I have to say the eye tracking for Traffic stop/start worked really well for me in DD Pro so it seems logical to extend it to Drive Assist on the highway. Unfortunately, July 30th means I will be on the last leg of my 2200-mile road trip this summer, and although my car has been getting updates faster it probably won't be available for a thorough test...
I think the ddpro still doesn't detect stop lights. I have highways here in Utah that dream drive works, but does have stop signs occasionally.
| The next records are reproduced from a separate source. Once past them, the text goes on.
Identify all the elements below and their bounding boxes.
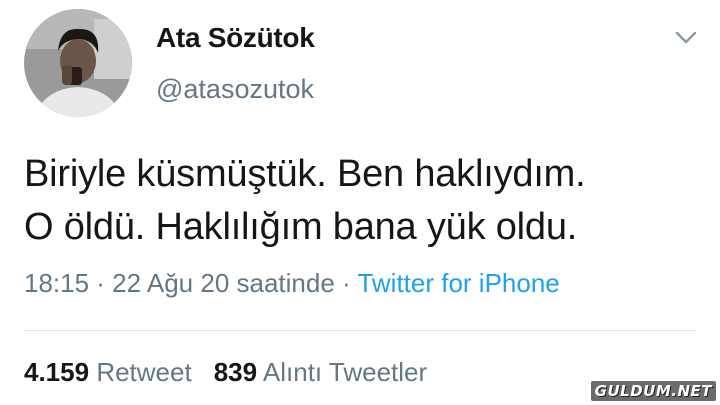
tweet-text-line: Biriyle küsmüştük. Ben haklıydım. <box>24 153 586 195</box>
watermark: GULDUM.NET <box>590 381 716 401</box>
quotes-label: Alıntı Tweetler <box>262 357 428 387</box>
tweet-text-line: O öldü. Haklılığım bana yük oldu. <box>24 206 578 248</box>
quotes-count: 839 <box>213 357 258 387</box>
avatar[interactable] <box>24 9 132 117</box>
retweets-count: 4.159 <box>24 357 90 387</box>
tweet-text: Biriyle küsmüştük. Ben haklıydım. O öldü… <box>24 148 704 254</box>
author-name[interactable]: Ata Sözütok <box>156 22 315 54</box>
author-handle[interactable]: @atasozutok <box>156 74 314 105</box>
avatar-photo <box>24 9 132 117</box>
tweet-card: Ata Sözütok @atasozutok Biriyle küsmüştü… <box>0 0 720 405</box>
tweet-timestamp[interactable]: 18:15 · 22 Ağu 20 saatinde <box>24 268 335 298</box>
retweets-label: Retweet <box>96 357 192 387</box>
tweet-source-link[interactable]: Twitter for iPhone <box>357 268 559 298</box>
tweet-meta: 18:15 · 22 Ağu 20 saatinde · Twitter for… <box>24 268 560 299</box>
tweet-stats: 4.159 Retweet 839 Alıntı Tweetler <box>24 357 427 388</box>
quotes-stat[interactable]: 839 Alıntı Tweetler <box>214 357 427 387</box>
retweets-stat[interactable]: 4.159 Retweet <box>24 357 192 387</box>
divider <box>24 330 696 331</box>
meta-separator: · <box>334 268 358 298</box>
chevron-down-icon[interactable] <box>674 30 698 46</box>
And it'll blast right through them if I don't cancel HA early.
 
All of that to say, hands free really feels like a step up for us (and it is, in terms of practical functionality),but from a feature development standpoint, it was little more than taking the shackles off the existing system, which was already doing the underlying thing we wanted....driving on its own on freeways, whereas Dashcam/Sentry is another animal (particularly Sentry).
I really hope it's not simply just removing the requirement to torque the wheel every now and then. The inherent capability to keep the vehicle centered in the lane is WAY below industry standards these days. I have had MANY instances where my passengers got scared from something the vehicle tried to do on the highway and I would never take my hands off the wheel unless that improves. My life is worth more than that.
 
I'll be happy just to do away with the Hold-The-Wheel nag on those long drives where my hands don't dance enough to convince Lucid that I'm still holding on.
This. I've found it's a lot of work to keep the nags at bay while my hands are on the wheel (I know you can hold in certain ways that help, that's just not comfortable for me - I've tried). Hopefully this resolves that. I have no intention of keeping my hand/hands off the wheel for more than a few seconds anyway, but with the lack of capacitive sensing from the wheel, this could help immensely. IF it works with sunglasses (already have a camera profile for that), this will likely show if/how well that works.
 
I really hope it's not simply just removing the requirement to torque the wheel every now and then. The inherent capability to keep the vehicle centered in the lane is WAY below industry standards these days. I have had MANY instances where my passengers got scared from something the vehicle tried to do on the highway and I would never take my hands off the wheel unless that improves. My life is worth more than that.
I've encountered a couple of oddities in several hours of use...but NONE where my hands being on the wheel vs sitting on my lap would've made shred of difference. On that basis, I disagree that hands off is useless until the oddities are resolved. Perhaps your observations have been different to mine, that's a possibility. If so, be sure to share them with Lucid, along with the date and time moving forward. Perhaps they can pull useful data from the telemetry logs, especially with 2.7.1 having been improved on that front.
 
I think the update would be small one in size, I expect it to be turning on a dormant existing software with a few additional updates...let's see
 
Hopefully my Ray Bans prove to be a surmountable challenge!
For what it's worth, I ditched my Ray-Bans for Serengeti. Still polarized, better quality, and for whatever reason the eye tracking in the Air has no trouble seeing through them. I think the same goes for Maui Jims.